In 2012, over 30 years after the disappearance, the case was finally solved. Northern Territory Coroner Elizabeth Morris found evidence from the case proved a dingo or dingoes were responsible for Azaria’s death and ruled that her death certificate should read “attacked and taken by a dingo”. In an emotional finding, Morris offered her condolences to the Chamberlains, who were in the Darwin court room. “Please accept my sincere sympathy on the death of your special loved daughter and sister Azaria. I am so sorry for your loss,” she said to the family. “Time does not remove the pain and sadness of the death of a child.”
The Character
When “A Cry in the Dark” was in pre-production, Lindy Chamberlain was still imprisoned, and there was no sign of her exoneration in 1987. So by the time of its filming, Meryl Streep not only portrayed another real-life character, but a convicted murderer.

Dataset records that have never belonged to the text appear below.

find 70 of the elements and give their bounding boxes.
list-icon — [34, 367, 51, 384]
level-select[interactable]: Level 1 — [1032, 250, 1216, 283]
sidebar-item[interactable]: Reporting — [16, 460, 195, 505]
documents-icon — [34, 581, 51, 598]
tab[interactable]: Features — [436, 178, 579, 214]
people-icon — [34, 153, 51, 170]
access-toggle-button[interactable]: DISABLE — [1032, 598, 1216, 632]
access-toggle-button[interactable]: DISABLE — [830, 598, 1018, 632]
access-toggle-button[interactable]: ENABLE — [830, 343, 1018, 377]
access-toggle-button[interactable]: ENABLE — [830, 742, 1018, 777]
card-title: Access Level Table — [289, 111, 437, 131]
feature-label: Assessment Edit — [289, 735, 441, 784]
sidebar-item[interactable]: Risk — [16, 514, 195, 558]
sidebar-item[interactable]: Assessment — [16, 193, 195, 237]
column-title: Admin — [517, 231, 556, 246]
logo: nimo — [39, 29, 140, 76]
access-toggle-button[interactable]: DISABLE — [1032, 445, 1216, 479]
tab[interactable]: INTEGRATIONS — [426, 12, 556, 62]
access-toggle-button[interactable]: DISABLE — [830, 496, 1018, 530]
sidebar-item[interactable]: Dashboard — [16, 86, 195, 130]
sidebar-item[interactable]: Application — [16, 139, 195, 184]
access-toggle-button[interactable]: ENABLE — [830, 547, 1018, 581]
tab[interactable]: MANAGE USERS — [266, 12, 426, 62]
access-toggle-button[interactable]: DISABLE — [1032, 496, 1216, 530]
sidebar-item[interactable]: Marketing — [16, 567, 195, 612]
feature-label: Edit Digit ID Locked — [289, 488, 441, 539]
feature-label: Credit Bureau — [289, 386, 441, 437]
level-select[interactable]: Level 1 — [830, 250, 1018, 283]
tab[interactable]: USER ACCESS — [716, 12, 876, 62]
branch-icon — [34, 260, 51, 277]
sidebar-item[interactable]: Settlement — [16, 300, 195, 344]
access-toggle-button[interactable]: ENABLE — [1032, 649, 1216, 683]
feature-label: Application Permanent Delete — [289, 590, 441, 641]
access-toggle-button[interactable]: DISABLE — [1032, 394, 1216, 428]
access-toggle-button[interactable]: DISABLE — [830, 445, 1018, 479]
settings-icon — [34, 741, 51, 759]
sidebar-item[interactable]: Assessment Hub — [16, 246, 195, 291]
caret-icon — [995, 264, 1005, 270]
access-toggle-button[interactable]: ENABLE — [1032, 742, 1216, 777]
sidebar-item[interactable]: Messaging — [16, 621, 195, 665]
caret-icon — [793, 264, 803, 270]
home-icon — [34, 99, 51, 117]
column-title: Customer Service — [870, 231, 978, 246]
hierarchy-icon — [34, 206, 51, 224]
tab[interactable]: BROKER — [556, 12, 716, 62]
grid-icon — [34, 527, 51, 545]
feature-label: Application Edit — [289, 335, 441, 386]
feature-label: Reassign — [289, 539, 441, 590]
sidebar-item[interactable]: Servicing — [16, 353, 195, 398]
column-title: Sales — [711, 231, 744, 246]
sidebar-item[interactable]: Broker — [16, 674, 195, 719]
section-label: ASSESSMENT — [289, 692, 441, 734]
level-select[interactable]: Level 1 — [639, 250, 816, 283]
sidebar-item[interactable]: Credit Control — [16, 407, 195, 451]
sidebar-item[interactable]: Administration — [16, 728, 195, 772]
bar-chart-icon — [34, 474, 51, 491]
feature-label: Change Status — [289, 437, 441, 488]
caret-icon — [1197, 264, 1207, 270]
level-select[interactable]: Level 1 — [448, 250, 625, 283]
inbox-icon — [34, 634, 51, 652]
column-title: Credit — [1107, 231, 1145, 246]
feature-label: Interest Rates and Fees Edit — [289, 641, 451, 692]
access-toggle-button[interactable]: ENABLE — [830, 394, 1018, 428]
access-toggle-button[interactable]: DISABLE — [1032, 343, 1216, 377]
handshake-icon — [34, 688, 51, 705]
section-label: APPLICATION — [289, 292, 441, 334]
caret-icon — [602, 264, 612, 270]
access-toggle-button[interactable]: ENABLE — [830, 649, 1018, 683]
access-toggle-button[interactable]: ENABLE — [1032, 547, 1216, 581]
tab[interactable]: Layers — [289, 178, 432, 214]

With the new-found evidence and Miss Chamberlain’s exoneration, the already heavily debated case became even more current. As Streep told Entertainment Weekly in 2000, “there were enormous legal considerations over every line I said, because Lindy Chamberlain was pressing the government to be exonerated. Along with all the other challenges of making a movie, to have lawyers sitting there… There was no doubt in my mind that she was innocent. And they did exonerate her. But because of her manner, she was condemned. She wasn’t the weeping, screaming, bereaved mother – she was more like ‘None’a your fucking business how I feel!’ There are people you just want to tell, ‘You know, you’ll get further in life if you just…’ She was vilified for the shape of her eyebrows, because they pointed down and she looked mad all the time.”